Duyarlı bir okur ve yazar, iyi bildiği hatta üzerine uzun uzun söyleştiği kelimelerin mana ve kökenlerine uzaklaştığını hissedince bilgisini tazeleme ihtiyacı duymalıdır. Yazar kelimeden emin olana kadar sözlük karıştırmalı, kökenini araştırmalı, kelimeyi doğru yerde ve doğru manada kullanıp kullanmadığına, bunun metnine katkı sunup sunmadığına kafa yormalıdır. Okur ise okuduğunu doğru manalandırmak ve bir okuma hatırası olarak doğru kaydedebilmek için kelimeye vâkıf olmalıdır.
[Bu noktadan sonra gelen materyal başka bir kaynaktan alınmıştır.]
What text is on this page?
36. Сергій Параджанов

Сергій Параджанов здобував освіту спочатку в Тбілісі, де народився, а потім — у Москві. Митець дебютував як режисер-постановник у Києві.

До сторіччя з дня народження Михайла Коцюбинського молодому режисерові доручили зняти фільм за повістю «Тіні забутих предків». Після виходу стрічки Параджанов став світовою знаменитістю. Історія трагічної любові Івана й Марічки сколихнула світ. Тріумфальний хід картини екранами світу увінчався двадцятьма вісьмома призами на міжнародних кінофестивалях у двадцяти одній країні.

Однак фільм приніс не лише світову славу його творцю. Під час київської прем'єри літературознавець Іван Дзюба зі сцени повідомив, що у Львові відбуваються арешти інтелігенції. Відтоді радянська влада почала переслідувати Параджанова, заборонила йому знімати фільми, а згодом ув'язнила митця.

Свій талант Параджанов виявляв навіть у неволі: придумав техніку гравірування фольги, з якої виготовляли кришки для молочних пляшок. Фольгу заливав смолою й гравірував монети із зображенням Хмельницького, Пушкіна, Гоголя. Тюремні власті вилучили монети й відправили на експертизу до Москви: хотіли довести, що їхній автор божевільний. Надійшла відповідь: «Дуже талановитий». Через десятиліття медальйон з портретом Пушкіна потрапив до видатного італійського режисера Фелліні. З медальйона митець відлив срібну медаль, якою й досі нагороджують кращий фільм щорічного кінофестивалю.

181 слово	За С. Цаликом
Bu hassasiyet yalnızca bir kelime için böyleyse bilgi yığınları, eğitim içerikleri, gündelik olaylar, hatıralar, tarih ne durumda? Elbette unutma hâli hepsine sirayet ediyor. Çünkü hafızamızın yönetimi bütünüyle bizim kontrolümüzde değil. Büyük resimde toplum için de durum aynı. Fakat gayret ve ihtimamla unutulmaması gerekenler devamlı tazelenerek bunun aşılması mümkün.

Milan Kundera, Gülüşün ve Unutuşun Kitabı’nda büyük olayların başka büyük olayları nasıl unutturduğunu –kendi zaviyesinden- şöyle anlatıyor:

“Allende’nin öldürülmesi, Bohemya’nın Ruslarca işgalinin anısını çabucak sildi, Bangladeş’teki kanlı toplu kırım, Allende’yi unutturdu, Sina göllerindeki gürültülü savaş, Bangladeş’in sızlanmalarını bastırdı, Kamboçya’daki toplu kırım, Sina’yı unutturdu ve böylece ve böylece her şeyin, herkes tarafından tümüyle unutulmasına kadar olaylar sürüp gitti.”

Bu manzaraya göre unutuş, domino taşlarının yıkılmasından farksız. Ve unutuşun kodları var. Bu kodları çözenler bir topluma acı günlerini unutturarak uyuşturmanın ve böylece daha kullanışlı hâle getirmenin yollarını biliyor.

Doğu Bloku Avrupa’sı İkinci Dünya Savaşı’nın izlerini kolay silemedi. Savaş sarsıntıları en ziyade siyasi arenada kendini gösterdi, ideolojik kutuplaşmalara yol açtı. Kolay kolay unutmadıkları ve bu sancıları genç nesillere de aktarabildikleri için Rusya-Ukrayna savaşıyla daha büyük bir felakete karşı daha hazırlıklı olmanın tedirginliğini yaşıyorlar. Çünkü yaşananlar bir daha yaşanabilir. Savundukları her neyse hayatta kalma mücadelesi verirken unutabilirler.

Aliya da bu unutkanlığın farkında bir mütefekkir olarak halkını uyarmamış mıydı? “Unutulan soykırım tekrarlanır.” derken yaşanan felaketin tekrarını unutuşa dayandırmıştı. Nitekim Bosna Savaşı henüz taze sayılsa da yeni nesil Boşnakların bu acıları ne kadar idrak ettiği, korku sebepli suskunluk sarmalından ne kadar etkilendikleri mücadele anında anlaşılacak… yani kestirmek güç. Aliya’nın denklemine göre soykırım tekrarlanmadığı sürece unutulmamıştır.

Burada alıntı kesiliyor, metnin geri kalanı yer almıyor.